Still looking for ways to capitalize on a smaller summer audience. So Sunday night we tried to change up the second service a little bit. Since the people that stay on board in the summer tend to be the more faithful, we have higher repeat-attendance percentage – they like to stay for the other services. There’s several people that were at all three services this weekend. I think there were only six people at the second service on Sunday that hadn’t already heard the message I was going to preach.
So we did something that I’ve wanted to try for a long time but have been pretty scared to do so. An off-the-cuff question and answer session. Scary anywhere you do it, I imagine – but in a room full of college students who attend regular Marxism classes it’s especially intimidating. But this seemed like the perfect environment to experiment a little – mostly believers and a summer-sized crowd.
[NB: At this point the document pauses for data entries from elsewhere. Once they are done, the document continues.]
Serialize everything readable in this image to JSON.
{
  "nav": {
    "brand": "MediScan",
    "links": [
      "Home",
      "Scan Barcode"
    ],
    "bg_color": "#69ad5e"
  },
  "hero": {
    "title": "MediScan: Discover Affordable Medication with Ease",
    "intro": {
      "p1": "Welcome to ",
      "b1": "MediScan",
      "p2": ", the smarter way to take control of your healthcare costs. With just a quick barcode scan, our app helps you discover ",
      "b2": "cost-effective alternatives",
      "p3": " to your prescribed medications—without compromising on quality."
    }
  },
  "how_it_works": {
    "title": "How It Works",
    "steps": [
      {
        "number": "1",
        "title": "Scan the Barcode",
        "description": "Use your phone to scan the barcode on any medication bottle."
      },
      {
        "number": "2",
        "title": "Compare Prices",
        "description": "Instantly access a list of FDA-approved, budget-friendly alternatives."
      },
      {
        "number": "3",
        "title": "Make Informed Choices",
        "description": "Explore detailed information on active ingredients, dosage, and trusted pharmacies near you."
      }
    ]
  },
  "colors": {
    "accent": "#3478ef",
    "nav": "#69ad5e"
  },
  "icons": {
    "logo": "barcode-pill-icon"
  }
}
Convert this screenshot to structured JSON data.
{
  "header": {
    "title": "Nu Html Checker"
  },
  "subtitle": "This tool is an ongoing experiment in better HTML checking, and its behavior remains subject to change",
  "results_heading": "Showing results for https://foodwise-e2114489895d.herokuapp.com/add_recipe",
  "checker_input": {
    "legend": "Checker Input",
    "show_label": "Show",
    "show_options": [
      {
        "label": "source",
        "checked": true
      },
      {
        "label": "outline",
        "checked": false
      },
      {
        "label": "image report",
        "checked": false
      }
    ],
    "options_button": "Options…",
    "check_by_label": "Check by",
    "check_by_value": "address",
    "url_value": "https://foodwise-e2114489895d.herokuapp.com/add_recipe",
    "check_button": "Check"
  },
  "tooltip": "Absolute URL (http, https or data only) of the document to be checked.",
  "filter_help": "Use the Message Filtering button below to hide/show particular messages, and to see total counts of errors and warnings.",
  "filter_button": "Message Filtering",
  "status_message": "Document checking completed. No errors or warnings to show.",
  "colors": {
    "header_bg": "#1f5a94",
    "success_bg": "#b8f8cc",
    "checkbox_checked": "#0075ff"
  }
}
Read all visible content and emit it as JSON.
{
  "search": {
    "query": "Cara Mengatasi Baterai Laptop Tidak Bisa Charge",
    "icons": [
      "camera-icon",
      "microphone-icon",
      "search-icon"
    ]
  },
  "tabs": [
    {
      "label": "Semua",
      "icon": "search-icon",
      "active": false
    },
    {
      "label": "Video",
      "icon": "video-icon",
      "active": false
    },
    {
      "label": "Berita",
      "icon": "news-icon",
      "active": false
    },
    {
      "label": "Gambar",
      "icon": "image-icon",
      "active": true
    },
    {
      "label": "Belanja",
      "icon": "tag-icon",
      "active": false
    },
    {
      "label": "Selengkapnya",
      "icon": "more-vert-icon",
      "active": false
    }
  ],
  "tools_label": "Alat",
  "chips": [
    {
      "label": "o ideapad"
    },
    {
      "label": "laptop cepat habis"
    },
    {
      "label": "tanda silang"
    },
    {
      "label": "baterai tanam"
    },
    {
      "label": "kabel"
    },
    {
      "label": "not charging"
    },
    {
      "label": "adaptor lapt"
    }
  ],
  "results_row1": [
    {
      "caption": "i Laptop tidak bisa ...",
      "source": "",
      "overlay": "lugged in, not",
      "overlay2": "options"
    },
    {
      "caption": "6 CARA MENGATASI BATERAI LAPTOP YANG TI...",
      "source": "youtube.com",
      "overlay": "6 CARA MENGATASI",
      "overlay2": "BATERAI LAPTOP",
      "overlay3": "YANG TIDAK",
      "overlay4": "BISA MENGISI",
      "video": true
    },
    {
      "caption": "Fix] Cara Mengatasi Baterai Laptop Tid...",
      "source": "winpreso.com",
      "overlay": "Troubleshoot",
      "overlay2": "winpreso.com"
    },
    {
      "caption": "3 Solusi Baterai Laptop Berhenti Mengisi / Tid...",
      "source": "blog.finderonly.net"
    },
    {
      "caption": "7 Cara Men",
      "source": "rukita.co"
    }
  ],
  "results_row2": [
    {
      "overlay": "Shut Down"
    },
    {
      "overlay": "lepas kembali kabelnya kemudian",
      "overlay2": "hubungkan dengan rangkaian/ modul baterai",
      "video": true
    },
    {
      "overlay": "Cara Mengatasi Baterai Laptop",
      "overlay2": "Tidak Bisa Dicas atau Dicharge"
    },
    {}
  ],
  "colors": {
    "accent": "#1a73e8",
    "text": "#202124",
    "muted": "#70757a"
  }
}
Good start – fielded some questions about whether or not Christians should make plans, the connection of faith and obedience – mainly practical, devotional content. Last question I took was from a newcomer (to be fair, I had been warned about him the night before by the friend that brought him – he’s interested, but a little opinionated – his friend was hoping that I could talk to him, and he was the main reason I hesitated to have this Q&A session during the service). He asked what I believed the significance of the cross to be.
I explained for a while about the cross – from prophetic, physical, and spiritual standpoints. Asked him if that’s what he meant – and he said I hadn’t answered his question yet. He reiterated something about what it meant to me personally. Wanted to check what he meant, so I asked another person to explain it to me as well. Fortunately, no one else knew what he was talking about, either. So I told him what the cross meant to me personally and told him that I’d be happy to talk to him about it in private later if I still hadn’t answered his question.
Anyway, his weirdness made the whole environment a little uncomfortable, but anytime you open the floor for the audience to talk, you have that possibility. Talked to the guy later – possibly the dude with the strangest ideas I’ve met yet. Every time he says “the cross,” he hold his thumb and forefinger apart like I asked him how big a Lilliputian is. Which means he’s thinking of the cross merely as a symbol, something you wear around your neck. Anyway, he was quite sure that none of us really grasp the significance of the cross, though it somehow involves God admitting he’s flawed, too, and telling us that we’re all like that, and that’s okay.
Not unreasonable, though. Got him to admit that though what he was saying was very interesting, it was pretty much his own faith that was supported by no source outside of his own skull. He was anxious to get a Bible, promised to read it. He also admitted that what he thought was not supported in any way by the Bible, so that, after reading the Bible, he would have to choose between it’s truth and his own.
Not to be outdone by my admonition, he encouraged me to carefully think about the significance of the cross. That about drove me crazy – closest I came to losing my cool (though it’s hard to do so when you’re thinking about something as humbling as the cross). I told him that it’s not really fair for him to judge our church, as people who claim the cross has changed their lives, by his own standard, as someone that still says he doesn’t know what the cross means, saying that we ought to “think hard” about what it means! That’s just a little insane.
In the end, I think the session went fairly well and will be of benefit to the church. I learned a lot about controlling the format of a session like that, hopefully to minimize awkwardness and maximize the impact of the Word.
I’ve been following your bog for months and wanted you to know that your faithfulness to write about your real experiences in china have been an extraordinary encouragement to me. Run the race, brother. We’re almost home.